Люк, через который вылез недавно Кри-Кри, оставался открытым. Жако и Мадлен спустились в колодец..
Город пробуждался к жизни. Чаще стал доноситься барабанный бой.
Начиналось страшное воскресенье последней майской недели 1871 года.
Глава двадцать шестаяПоследний салют
Хотя на баррикаде оставалось ещё пятнадцать бойцов, со стороны можно было подумать, что люди её покинули.
Версальцы не возобновляли атаки, а коммунары, готовясь к последней встрече с врагом, старались действовать бесшумно.
Возбуждённый Лимож шагал, выбирая проходы между камнями, бочками и мешками. Несколько раз он останавливался у фортепьяно, принадлежавшего когда-то виноторговцу Гавару.
С того дня как Бантар поставил здесь инструмент вместо заградительного материала, его постепенно заваливали мешками с песком, обломками мебели, вывесок и брёвнами, которые громоздились вдоль возведённой стены.
Однако чьи-то заботливые руки извлекли фортепьяно наружу. Около него стояла теперь даже скамейка. Видимо, кто-то надеялся в перерыве между боями рассказать на языке музыкальных звуков — самом выразительном языке — о чувствах, зовущих к борьбе, заставляющих рядовых людей превращаться в смельчаков, презирать опасность и смерть.
Этьен угадал намерение Лиможа, который снимал с клавиатуры какие-то предметы, и жестом дал ему понять, что сейчас играть не время.
Предрассветная мгла рассеялась. Из-за туч, густо покрывавших небо, пробилось солнце, и лучи его заиграли на светлой зелени широколиственного каштана — единственного дерева, которое пощадили артиллерийские снаряды. Его белые цветы, словно длинные свечи, поднимались над стеной баррикады.

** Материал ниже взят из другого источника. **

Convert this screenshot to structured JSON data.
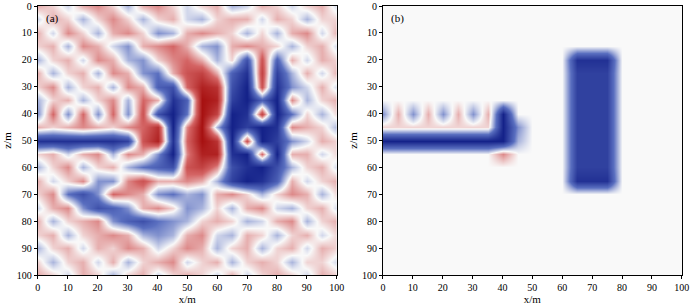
{
  "chart_data": [
    {
      "type": "heatmap",
      "title": "(a)",
      "x_label": "x/m",
      "y_label": "z/m",
      "xlim": [
        0,
        100
      ],
      "ylim": [
        100,
        0
      ],
      "xticks": [
        0,
        10,
        20,
        30,
        40,
        50,
        60,
        70,
        80,
        90,
        100
      ],
      "yticks": [
        0,
        10,
        20,
        30,
        40,
        50,
        60,
        70,
        80,
        90,
        100
      ],
      "zlim": [
        -1,
        1
      ],
      "x": [
        0,
        5,
        10,
        15,
        20,
        25,
        30,
        35,
        40,
        45,
        50,
        55,
        60,
        65,
        70,
        75,
        80,
        85,
        90,
        95,
        100
      ],
      "y": [
        0,
        5,
        10,
        15,
        20,
        25,
        30,
        35,
        40,
        45,
        50,
        55,
        60,
        65,
        70,
        75,
        80,
        85,
        90,
        95,
        100
      ],
      "z": [
        [
          0.2,
          0.1,
          -0.1,
          0.2,
          0.3,
          0.1,
          -0.2,
          0.2,
          0.3,
          0.1,
          -0.1,
          0.1,
          0.2,
          -0.2,
          -0.1,
          0.2,
          0.1,
          -0.1,
          0.1,
          0.2,
          -0.1
        ],
        [
          -0.1,
          0.2,
          0.1,
          -0.2,
          0.1,
          0.3,
          0.1,
          -0.2,
          0.1,
          0.2,
          -0.1,
          -0.2,
          0.1,
          0.2,
          0.2,
          -0.1,
          0.2,
          0.1,
          -0.2,
          0.1,
          0.1
        ],
        [
          0.2,
          -0.1,
          0.3,
          0.1,
          -0.2,
          0.2,
          0.3,
          0.1,
          -0.3,
          -0.2,
          0.2,
          0.3,
          0.2,
          0.1,
          -0.2,
          0.1,
          -0.2,
          0.2,
          0.3,
          -0.1,
          0.2
        ],
        [
          0.1,
          0.2,
          -0.2,
          0.3,
          0.2,
          -0.1,
          -0.3,
          0.2,
          0.3,
          0.4,
          0.2,
          -0.2,
          -0.3,
          0.2,
          0.3,
          0.2,
          0.1,
          -0.2,
          0.1,
          0.2,
          -0.1
        ],
        [
          -0.2,
          0.1,
          0.2,
          -0.1,
          0.3,
          0.2,
          -0.2,
          -0.3,
          0.1,
          0.3,
          0.4,
          0.2,
          -0.2,
          0.1,
          -0.6,
          0.5,
          -0.5,
          0.2,
          -0.1,
          0.2,
          0.1
        ],
        [
          0.2,
          -0.2,
          0.1,
          0.2,
          -0.2,
          0.3,
          0.2,
          -0.3,
          -0.4,
          0.2,
          0.5,
          0.6,
          0.2,
          -0.5,
          -0.8,
          0.6,
          -0.7,
          -0.2,
          0.2,
          -0.1,
          0.2
        ],
        [
          0.1,
          0.3,
          -0.2,
          0.1,
          0.2,
          -0.2,
          0.3,
          0.2,
          -0.5,
          -0.6,
          0.4,
          0.8,
          0.7,
          -0.6,
          -0.9,
          0.5,
          -0.8,
          -0.3,
          -0.1,
          0.2,
          -0.1
        ],
        [
          -0.2,
          0.1,
          0.2,
          -0.2,
          0.1,
          0.3,
          -0.2,
          0.4,
          0.2,
          -0.8,
          -0.5,
          0.9,
          0.8,
          -0.7,
          -0.9,
          -0.5,
          -0.9,
          0.3,
          -0.2,
          0.1,
          0.2
        ],
        [
          -0.3,
          0.4,
          -0.3,
          0.4,
          -0.3,
          0.4,
          -0.3,
          0.5,
          -0.6,
          -0.9,
          -0.4,
          0.9,
          0.6,
          -0.9,
          -0.8,
          0.6,
          -0.9,
          -0.4,
          0.1,
          -0.2,
          0.1
        ],
        [
          0.2,
          0.1,
          0.2,
          0.3,
          0.2,
          0.1,
          0.3,
          0.4,
          0.7,
          -0.9,
          0.3,
          0.9,
          -0.2,
          -0.9,
          -0.7,
          -0.9,
          -0.8,
          0.3,
          0.2,
          0.1,
          -0.2
        ],
        [
          -0.8,
          -0.8,
          -0.8,
          -0.8,
          -0.8,
          -0.8,
          -0.7,
          0.5,
          0.8,
          -0.8,
          0.4,
          0.9,
          0.7,
          -0.9,
          0.5,
          -0.9,
          -0.7,
          -0.3,
          -0.1,
          0.2,
          0.1
        ],
        [
          0.1,
          0.2,
          -0.1,
          0.2,
          0.3,
          -0.2,
          0.3,
          0.2,
          -0.3,
          -0.9,
          0.3,
          0.8,
          0.8,
          -0.8,
          -0.9,
          0.4,
          -0.9,
          0.2,
          0.2,
          -0.1,
          0.1
        ],
        [
          -0.2,
          0.1,
          0.3,
          -0.2,
          0.1,
          0.2,
          -0.2,
          -0.4,
          -0.5,
          -0.6,
          0.5,
          0.6,
          0.3,
          -0.6,
          -0.8,
          -0.9,
          -0.6,
          -0.2,
          0.1,
          0.2,
          -0.1
        ],
        [
          0.2,
          -0.1,
          0.1,
          0.3,
          -0.3,
          -0.3,
          0.3,
          0.5,
          0.2,
          0.2,
          0.3,
          0.2,
          -0.2,
          -0.7,
          -0.9,
          -0.8,
          -0.5,
          0.2,
          -0.1,
          0.1,
          0.2
        ],
        [
          0.1,
          0.3,
          -0.4,
          -0.6,
          -0.3,
          0.4,
          0.3,
          0.2,
          -0.3,
          -0.4,
          -0.2,
          -0.3,
          0.2,
          0.3,
          0.1,
          -0.2,
          0.1,
          0.3,
          0.2,
          -0.2,
          0.1
        ],
        [
          -0.1,
          0.2,
          0.3,
          -0.3,
          -0.6,
          -0.5,
          -0.3,
          0.2,
          0.3,
          0.1,
          -0.3,
          -0.2,
          0.1,
          -0.2,
          0.2,
          0.3,
          -0.1,
          -0.2,
          0.1,
          0.2,
          -0.1
        ],
        [
          0.2,
          -0.2,
          0.1,
          0.2,
          0.3,
          -0.3,
          -0.5,
          -0.6,
          -0.4,
          -0.3,
          -0.2,
          0.1,
          0.2,
          0.1,
          -0.2,
          -0.1,
          0.2,
          0.3,
          -0.2,
          0.1,
          0.2
        ],
        [
          0.1,
          0.2,
          -0.2,
          0.1,
          0.2,
          0.3,
          0.2,
          -0.2,
          -0.3,
          -0.2,
          0.2,
          0.3,
          -0.1,
          -0.2,
          0.2,
          0.1,
          -0.2,
          0.1,
          0.2,
          -0.1,
          0.1
        ],
        [
          -0.2,
          0.1,
          0.2,
          -0.1,
          0.2,
          0.1,
          0.3,
          0.2,
          -0.1,
          0.1,
          0.3,
          0.2,
          -0.2,
          0.1,
          0.2,
          -0.2,
          0.1,
          0.2,
          -0.1,
          0.2,
          0.1
        ],
        [
          0.1,
          -0.2,
          0.1,
          0.2,
          -0.1,
          0.2,
          -0.2,
          0.1,
          0.2,
          0.3,
          -0.1,
          0.1,
          0.2,
          -0.2,
          0.1,
          0.2,
          0.1,
          -0.2,
          0.1,
          0.1,
          -0.1
        ],
        [
          0.2,
          0.1,
          -0.1,
          0.2,
          0.1,
          -0.2,
          0.1,
          0.2,
          -0.1,
          0.1,
          0.2,
          0.1,
          -0.1,
          0.2,
          -0.1,
          0.1,
          0.2,
          0.1,
          -0.1,
          0.2,
          0.1
        ]
      ]
    },
    {
      "type": "heatmap",
      "title": "(b)",
      "x_label": "x/m",
      "y_label": "z/m",
      "xlim": [
        0,
        100
      ],
      "ylim": [
        100,
        0
      ],
      "xticks": [
        0,
        10,
        20,
        30,
        40,
        50,
        60,
        70,
        80,
        90,
        100
      ],
      "yticks": [
        0,
        10,
        20,
        30,
        40,
        50,
        60,
        70,
        80,
        90,
        100
      ],
      "zlim": [
        -1,
        1
      ],
      "x": [
        0,
        5,
        10,
        15,
        20,
        25,
        30,
        35,
        40,
        45,
        50,
        55,
        60,
        65,
        70,
        75,
        80,
        85,
        90,
        95,
        100
      ],
      "y": [
        0,
        5,
        10,
        15,
        20,
        25,
        30,
        35,
        40,
        45,
        50,
        55,
        60,
        65,
        70,
        75,
        80,
        85,
        90,
        95,
        100
      ],
      "z": [
        [
          0,
          0,
          0,
          0,
          0,
          0,
          0,
          0,
          0,
          0,
          0,
          0,
          0,
          0,
          0,
          0,
          0,
          0,
          0,
          0,
          0
        ],
        [
          0,
          0,
          0,
          0,
          0,
          0,
          0,
          0,
          0,
          0,
          0,
          0,
          0,
          0,
          0,
          0,
          0,
          0,
          0,
          0,
          0
        ],
        [
          0,
          0,
          0,
          0,
          0,
          0,
          0,
          0,
          0,
          0,
          0,
          0,
          0,
          0,
          0,
          0,
          0,
          0,
          0,
          0,
          0
        ],
        [
          0,
          0,
          0,
          0,
          0,
          0,
          0,
          0,
          0,
          0,
          0,
          0,
          0,
          0,
          0,
          0,
          0,
          0,
          0,
          0,
          0
        ],
        [
          0,
          0,
          0,
          0,
          0,
          0,
          0,
          0,
          0,
          0,
          0,
          0,
          0,
          -0.8,
          -0.8,
          -0.8,
          0,
          0,
          0,
          0,
          0
        ],
        [
          0,
          0,
          0,
          0,
          0,
          0,
          0,
          0,
          0,
          0,
          0,
          0,
          0,
          -0.7,
          -0.7,
          -0.7,
          0,
          0,
          0,
          0,
          0
        ],
        [
          0,
          0,
          0,
          0,
          0,
          0,
          0,
          0,
          0,
          0,
          0,
          0,
          0,
          -0.7,
          -0.7,
          -0.7,
          0,
          0,
          0,
          0,
          0
        ],
        [
          0,
          0,
          0,
          0,
          0,
          0,
          0,
          0,
          0,
          0,
          0,
          0,
          0,
          -0.7,
          -0.7,
          -0.7,
          0,
          0,
          0,
          0,
          0
        ],
        [
          -0.3,
          0.2,
          -0.3,
          0.2,
          -0.3,
          0.2,
          -0.3,
          0.2,
          -0.9,
          0,
          0,
          0,
          0,
          -0.7,
          -0.7,
          -0.7,
          0,
          0,
          0,
          0,
          0
        ],
        [
          0.1,
          0.1,
          0.1,
          0.1,
          0.1,
          0.1,
          0.1,
          0.1,
          -0.9,
          -0.3,
          0,
          0,
          0,
          -0.7,
          -0.7,
          -0.7,
          0,
          0,
          0,
          0,
          0
        ],
        [
          -0.9,
          -0.9,
          -0.9,
          -0.9,
          -0.9,
          -0.9,
          -0.9,
          -0.9,
          -0.9,
          -0.2,
          0,
          0,
          0,
          -0.7,
          -0.7,
          -0.7,
          0,
          0,
          0,
          0,
          0
        ],
        [
          0,
          0,
          0,
          0,
          0,
          0,
          0,
          0,
          0.3,
          0,
          0,
          0,
          0,
          -0.7,
          -0.7,
          -0.7,
          0,
          0,
          0,
          0,
          0
        ],
        [
          0,
          0,
          0,
          0,
          0,
          0,
          0,
          0,
          0,
          0,
          0,
          0,
          0,
          -0.7,
          -0.7,
          -0.7,
          0,
          0,
          0,
          0,
          0
        ],
        [
          0,
          0,
          0,
          0,
          0,
          0,
          0,
          0,
          0,
          0,
          0,
          0,
          0,
          -0.8,
          -0.8,
          -0.8,
          0,
          0,
          0,
          0,
          0
        ],
        [
          0,
          0,
          0,
          0,
          0,
          0,
          0,
          0,
          0,
          0,
          0,
          0,
          0,
          0,
          0,
          0,
          0,
          0,
          0,
          0,
          0
        ],
        [
          0,
          0,
          0,
          0,
          0,
          0,
          0,
          0,
          0,
          0,
          0,
          0,
          0,
          0,
          0,
          0,
          0,
          0,
          0,
          0,
          0
        ],
        [
          0,
          0,
          0,
          0,
          0,
          0,
          0,
          0,
          0,
          0,
          0,
          0,
          0,
          0,
          0,
          0,
          0,
          0,
          0,
          0,
          0
        ],
        [
          0,
          0,
          0,
          0,
          0,
          0,
          0,
          0,
          0,
          0,
          0,
          0,
          0,
          0,
          0,
          0,
          0,
          0,
          0,
          0,
          0
        ],
        [
          0,
          0,
          0,
          0,
          0,
          0,
          0,
          0,
          0,
          0,
          0,
          0,
          0,
          0,
          0,
          0,
          0,
          0,
          0,
          0,
          0
        ],
        [
          0,
          0,
          0,
          0,
          0,
          0,
          0,
          0,
          0,
          0,
          0,
          0,
          0,
          0,
          0,
          0,
          0,
          0,
          0,
          0,
          0
        ],
        [
          0,
          0,
          0,
          0,
          0,
          0,
          0,
          0,
          0,
          0,
          0,
          0,
          0,
          0,
          0,
          0,
          0,
          0,
          0,
          0,
          0
        ]
      ]
    }
  ]
}
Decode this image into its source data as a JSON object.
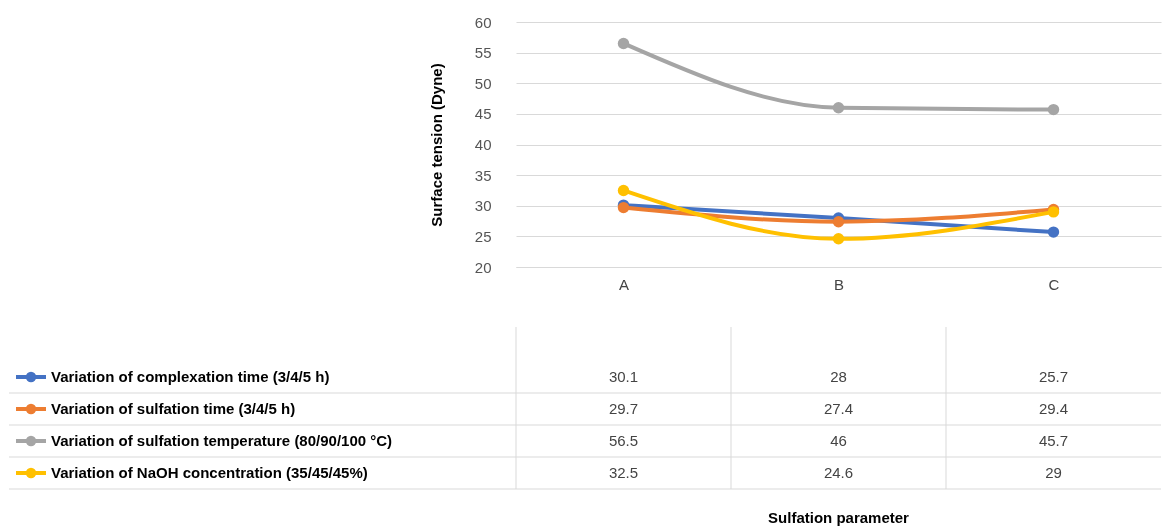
{
  "chart_data": {
    "type": "line",
    "annotations": [
      "Sulfation parameter"
    ],
    "ylabel": "Surface tension (Dyne)",
    "categories": [
      "A",
      "B",
      "C"
    ],
    "series": [
      {
        "name": "Variation of complexation time (3/4/5 h)",
        "color": "#4472c4",
        "values": [
          30.1,
          28,
          25.7
        ]
      },
      {
        "name": "Variation of sulfation time (3/4/5 h)",
        "color": "#ed7d31",
        "values": [
          29.7,
          27.4,
          29.4
        ]
      },
      {
        "name": "Variation of sulfation temperature (80/90/100 °C)",
        "color": "#a5a5a5",
        "values": [
          56.5,
          46,
          45.7
        ]
      },
      {
        "name": "Variation of NaOH concentration (35/45/45%)",
        "color": "#ffc000",
        "values": [
          32.5,
          24.6,
          29
        ]
      }
    ],
    "ylim": [
      20,
      60
    ],
    "yticks": [
      20,
      25,
      30,
      35,
      40,
      45,
      50,
      55,
      60
    ],
    "grid": "y",
    "legend": "bottom",
    "marker": "circle",
    "line_style": "solid",
    "data_labels": true
  }
}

Бельвиль расположен в возвышенной части Парижа, а улица Рампонно занимает в нём одно из самых высоких мест, представляя собой как бы вершину предместья. Лимож поднялся на груду камней и, укрываясь за толстым стволом дерева, рассматривал окрестность.
С улицы Фобур-дю-Тампль, находившейся неподалёку, доносилась канонада.
Заняв больницу Сен-Луи, где вчера ещё прочно держались коммунары, версальцы начали отсюда обстрел баррикады на улице Сен-Мор. Кроме баррикады Рампонно, это было единственное укрепление, которое ещё держалось.
Но вот выстрелы прекратились. Наступила зловещая тишина.
Подойдя к Лиможу, Этьен сказал:
— Мне думается, наша баррикада теперь единственный уголок Парижа, где сохранилась рабочая власть. Улицу Сен-Мор, по-видимому, уже заняли версальцы. Успеют ли наши незаметно проникнуть в каморку Кри-Кри?
Лимож ничего не ответил. Он пристально всматривался в даль.
Этьен присел на ящик, достал трубку, вывернул карманы своей куртки и стал собирать остатки табака.
Поэт схватил ружьё, прицелился и выстрелил.
Этьен вскочил:
— Ты что, Лимож! Забыл приказ?
— Заряд не пропал даром, — ответил поэт. — На улице Сен-Мор появился трёхцветный флаг. Я должен был его сбить.
— Послушай-ка, — обратился к нему Этьен; в тоне его звучал укор. — Ты сам просил меня позабыть, что ты поэт, однако ведёшь себя так, будто ты на Парнасе,[71] а не на баррикаде, окружённой врагами. Преждевременный выстрел, может быть, вдохновит твою фантазию, но нашему делу не поможет.
— Я не понимаю тебя, Этьен, — возразил с жаром Лимож. — Мы с тобой для того и находимся здесь, чтобы будить Францию, а может, и весь мир!
— Не спорю. Но не забывай, что каждую минуту враги могут подойти и нас уничтожить. Ни одна пуля не должна пройти мимо цели.